You are good enough and people like you
Have you ever been Han Solo’d by your Spicy One®?
I’ll explain. It’s 1980. I’m nine and watching my most favorite scene in The Emperor Strikes Back, curled up on the old, red corduroy couch in my oak-paneled childhood basement. The princess and Hans have been through so much together, and now stormtroopers have him handcuffed and are dragging him off to be frozen alive.The up-til-now stoic Leia realizes she may never, ever see him again.
“I love you!” she blurts out in a confession that seems to surprise her most of all.
Harrison Ford delivers his iconic and not-even-slightly cocky, “I know.”And he is whisked away to be ensconced in ice.

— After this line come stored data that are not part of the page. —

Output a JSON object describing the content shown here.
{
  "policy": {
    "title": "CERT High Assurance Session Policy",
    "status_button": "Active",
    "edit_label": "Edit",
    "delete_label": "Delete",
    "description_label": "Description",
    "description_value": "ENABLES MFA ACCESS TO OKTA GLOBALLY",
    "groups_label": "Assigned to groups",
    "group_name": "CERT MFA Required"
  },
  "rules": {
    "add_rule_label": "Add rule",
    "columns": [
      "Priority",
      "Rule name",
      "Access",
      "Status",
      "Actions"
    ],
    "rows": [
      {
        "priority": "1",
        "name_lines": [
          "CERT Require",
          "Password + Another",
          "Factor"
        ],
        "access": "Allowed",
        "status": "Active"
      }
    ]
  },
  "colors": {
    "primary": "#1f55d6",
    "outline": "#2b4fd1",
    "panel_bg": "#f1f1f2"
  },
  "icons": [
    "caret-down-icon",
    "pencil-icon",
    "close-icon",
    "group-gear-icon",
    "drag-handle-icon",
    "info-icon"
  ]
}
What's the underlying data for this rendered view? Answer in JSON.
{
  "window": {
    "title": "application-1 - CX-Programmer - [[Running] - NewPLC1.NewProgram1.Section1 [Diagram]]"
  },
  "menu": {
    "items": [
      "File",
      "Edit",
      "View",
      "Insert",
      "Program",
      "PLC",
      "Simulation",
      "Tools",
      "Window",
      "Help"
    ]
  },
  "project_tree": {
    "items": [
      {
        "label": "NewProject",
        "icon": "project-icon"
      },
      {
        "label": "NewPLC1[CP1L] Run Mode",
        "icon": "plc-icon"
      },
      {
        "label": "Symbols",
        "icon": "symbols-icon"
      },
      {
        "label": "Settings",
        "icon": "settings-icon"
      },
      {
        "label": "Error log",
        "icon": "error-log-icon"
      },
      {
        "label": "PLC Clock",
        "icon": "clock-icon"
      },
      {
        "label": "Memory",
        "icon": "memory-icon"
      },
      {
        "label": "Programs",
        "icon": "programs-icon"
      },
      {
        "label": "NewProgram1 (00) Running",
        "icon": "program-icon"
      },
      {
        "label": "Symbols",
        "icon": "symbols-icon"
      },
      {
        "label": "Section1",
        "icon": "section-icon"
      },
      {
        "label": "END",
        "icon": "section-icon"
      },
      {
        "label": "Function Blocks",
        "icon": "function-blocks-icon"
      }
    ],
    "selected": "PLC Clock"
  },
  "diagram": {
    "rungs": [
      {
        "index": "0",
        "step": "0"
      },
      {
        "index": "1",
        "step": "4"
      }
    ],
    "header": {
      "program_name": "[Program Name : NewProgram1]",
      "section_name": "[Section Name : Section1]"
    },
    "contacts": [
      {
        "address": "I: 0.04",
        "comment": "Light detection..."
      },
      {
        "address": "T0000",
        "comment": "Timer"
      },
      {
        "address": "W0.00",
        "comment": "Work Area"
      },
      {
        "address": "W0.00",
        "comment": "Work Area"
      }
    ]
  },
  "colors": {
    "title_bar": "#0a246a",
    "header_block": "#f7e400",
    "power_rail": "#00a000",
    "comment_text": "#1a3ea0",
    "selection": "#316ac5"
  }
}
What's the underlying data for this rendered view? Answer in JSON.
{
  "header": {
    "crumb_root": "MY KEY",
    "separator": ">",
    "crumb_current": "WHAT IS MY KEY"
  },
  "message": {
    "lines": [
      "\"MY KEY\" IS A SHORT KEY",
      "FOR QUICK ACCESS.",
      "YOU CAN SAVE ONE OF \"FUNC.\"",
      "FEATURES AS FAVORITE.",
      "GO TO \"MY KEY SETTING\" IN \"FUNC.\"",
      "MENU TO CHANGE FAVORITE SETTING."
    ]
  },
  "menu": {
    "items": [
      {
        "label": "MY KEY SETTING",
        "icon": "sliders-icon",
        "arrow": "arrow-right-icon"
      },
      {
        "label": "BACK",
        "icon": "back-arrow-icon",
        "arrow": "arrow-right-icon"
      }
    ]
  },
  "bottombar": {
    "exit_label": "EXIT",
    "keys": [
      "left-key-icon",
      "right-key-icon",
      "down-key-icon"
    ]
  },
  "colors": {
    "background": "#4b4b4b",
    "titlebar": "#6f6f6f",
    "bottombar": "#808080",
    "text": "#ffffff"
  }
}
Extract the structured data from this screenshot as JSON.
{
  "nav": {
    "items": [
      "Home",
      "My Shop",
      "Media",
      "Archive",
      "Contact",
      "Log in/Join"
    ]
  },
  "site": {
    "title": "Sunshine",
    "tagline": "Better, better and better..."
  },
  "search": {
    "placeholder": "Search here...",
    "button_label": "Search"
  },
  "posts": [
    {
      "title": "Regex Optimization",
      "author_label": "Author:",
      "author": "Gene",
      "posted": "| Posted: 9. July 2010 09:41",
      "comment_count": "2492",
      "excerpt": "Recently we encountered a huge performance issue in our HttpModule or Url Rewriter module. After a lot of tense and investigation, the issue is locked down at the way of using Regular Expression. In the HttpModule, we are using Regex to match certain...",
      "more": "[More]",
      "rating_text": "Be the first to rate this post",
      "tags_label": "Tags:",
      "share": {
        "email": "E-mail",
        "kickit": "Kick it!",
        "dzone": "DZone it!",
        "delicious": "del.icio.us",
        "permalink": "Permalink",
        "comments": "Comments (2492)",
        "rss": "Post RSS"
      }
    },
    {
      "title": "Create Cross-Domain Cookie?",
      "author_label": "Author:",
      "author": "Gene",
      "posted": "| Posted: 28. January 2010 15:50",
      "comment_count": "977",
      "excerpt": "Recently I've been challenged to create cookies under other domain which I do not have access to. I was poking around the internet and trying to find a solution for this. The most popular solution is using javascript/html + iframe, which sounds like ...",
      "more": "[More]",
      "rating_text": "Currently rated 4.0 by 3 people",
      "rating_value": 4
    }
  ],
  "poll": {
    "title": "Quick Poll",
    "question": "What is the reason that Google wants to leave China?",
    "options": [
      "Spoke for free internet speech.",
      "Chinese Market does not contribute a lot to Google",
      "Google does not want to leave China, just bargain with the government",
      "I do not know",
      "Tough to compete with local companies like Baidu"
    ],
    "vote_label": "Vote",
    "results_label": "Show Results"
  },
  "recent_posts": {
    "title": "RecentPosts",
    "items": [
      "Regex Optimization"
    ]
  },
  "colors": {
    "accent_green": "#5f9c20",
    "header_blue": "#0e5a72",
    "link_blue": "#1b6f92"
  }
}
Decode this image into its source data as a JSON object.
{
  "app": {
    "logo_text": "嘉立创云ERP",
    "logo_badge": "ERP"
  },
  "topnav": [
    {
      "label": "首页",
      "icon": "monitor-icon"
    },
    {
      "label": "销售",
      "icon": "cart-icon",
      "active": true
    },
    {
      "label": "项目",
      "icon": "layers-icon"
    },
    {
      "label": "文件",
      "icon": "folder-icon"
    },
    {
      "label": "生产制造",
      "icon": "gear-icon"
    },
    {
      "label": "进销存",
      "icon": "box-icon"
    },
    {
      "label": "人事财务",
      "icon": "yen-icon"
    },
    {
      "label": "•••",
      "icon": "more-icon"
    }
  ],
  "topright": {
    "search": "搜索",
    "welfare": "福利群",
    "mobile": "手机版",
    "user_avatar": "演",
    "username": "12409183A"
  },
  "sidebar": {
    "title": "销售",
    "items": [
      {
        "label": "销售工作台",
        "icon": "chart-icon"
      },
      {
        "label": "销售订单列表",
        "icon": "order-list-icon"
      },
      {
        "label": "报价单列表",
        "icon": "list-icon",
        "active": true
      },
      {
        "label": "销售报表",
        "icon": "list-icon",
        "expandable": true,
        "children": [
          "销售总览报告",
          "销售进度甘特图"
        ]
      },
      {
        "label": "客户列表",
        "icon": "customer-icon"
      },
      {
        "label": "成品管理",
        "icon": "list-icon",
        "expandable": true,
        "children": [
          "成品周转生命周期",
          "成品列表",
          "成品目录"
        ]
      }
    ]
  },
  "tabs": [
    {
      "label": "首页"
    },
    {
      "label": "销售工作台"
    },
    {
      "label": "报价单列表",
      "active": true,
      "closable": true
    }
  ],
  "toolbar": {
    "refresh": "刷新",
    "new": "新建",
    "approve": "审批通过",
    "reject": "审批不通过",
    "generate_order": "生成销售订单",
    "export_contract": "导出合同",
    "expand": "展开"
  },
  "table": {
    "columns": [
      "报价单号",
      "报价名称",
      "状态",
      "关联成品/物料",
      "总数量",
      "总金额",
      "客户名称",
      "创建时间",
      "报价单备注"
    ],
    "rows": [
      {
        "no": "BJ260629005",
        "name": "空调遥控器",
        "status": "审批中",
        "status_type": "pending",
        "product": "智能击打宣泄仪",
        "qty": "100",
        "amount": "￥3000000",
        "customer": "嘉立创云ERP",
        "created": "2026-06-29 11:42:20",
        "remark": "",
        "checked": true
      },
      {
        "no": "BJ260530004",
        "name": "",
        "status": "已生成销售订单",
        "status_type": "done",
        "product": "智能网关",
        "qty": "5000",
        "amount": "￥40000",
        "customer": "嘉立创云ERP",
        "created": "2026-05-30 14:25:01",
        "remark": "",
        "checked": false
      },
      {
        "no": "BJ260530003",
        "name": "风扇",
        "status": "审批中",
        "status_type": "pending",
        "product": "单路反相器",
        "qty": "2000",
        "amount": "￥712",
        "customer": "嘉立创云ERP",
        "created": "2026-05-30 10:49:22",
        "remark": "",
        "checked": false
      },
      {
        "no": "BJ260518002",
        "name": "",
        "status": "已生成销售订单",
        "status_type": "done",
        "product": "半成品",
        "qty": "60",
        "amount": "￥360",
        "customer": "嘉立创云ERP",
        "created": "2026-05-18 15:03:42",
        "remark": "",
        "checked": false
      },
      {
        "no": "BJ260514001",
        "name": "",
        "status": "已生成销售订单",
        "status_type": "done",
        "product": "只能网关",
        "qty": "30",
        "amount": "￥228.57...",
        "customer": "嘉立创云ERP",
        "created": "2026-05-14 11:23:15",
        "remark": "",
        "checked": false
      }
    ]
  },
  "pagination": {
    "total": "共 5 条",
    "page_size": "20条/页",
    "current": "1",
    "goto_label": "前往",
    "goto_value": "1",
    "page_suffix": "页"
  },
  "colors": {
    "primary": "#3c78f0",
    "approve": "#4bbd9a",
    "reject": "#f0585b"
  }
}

Pretty sure Han is a Spicy One.
My own Spicy One got me good just last week. As we finished a movie together on her first night back on fall break, she split her attention between the big screen on the wall and the tiny one in her hands. Bright pixels reflected off her fast-scanning pupils, and her thumbs swiped and tapped with adroit precision as she monitored communication across multiple messaging apps. She can’t wait to be with her friends.
As the credits began to roll, I turned to her and gushed, “I have really missed watching movies with you!” As the words escape my lips, I am stunned by the staggering weight that instantly drops into my stomach. This truth, how much I miss my little girl, has been tucked away so deeply, I must’ve forgotten how positively massive the grief was. “I miss you so much,” I stammer.
She replies with a slight smirk. “I know.”
She jumps up from the couch, winks, and heads off to bed. My Han Solo.
Change your internal narrative, and you can change your relationships.
There are two narratives that could be at war in my head.
My daughter flaunts my love in my face.
Or:
My daughter is secure in my love and fully herself with me.
I’ve accepted that the first story exists somewhere in the deeply furrowed pathways of my mind. And I’ve intentionally cultivated the latter over the past decade and a half.
And guess what? Love wins! I love her, and I’m not afraid to feel it. Intensely at times. May you love fiercely without concern for the response.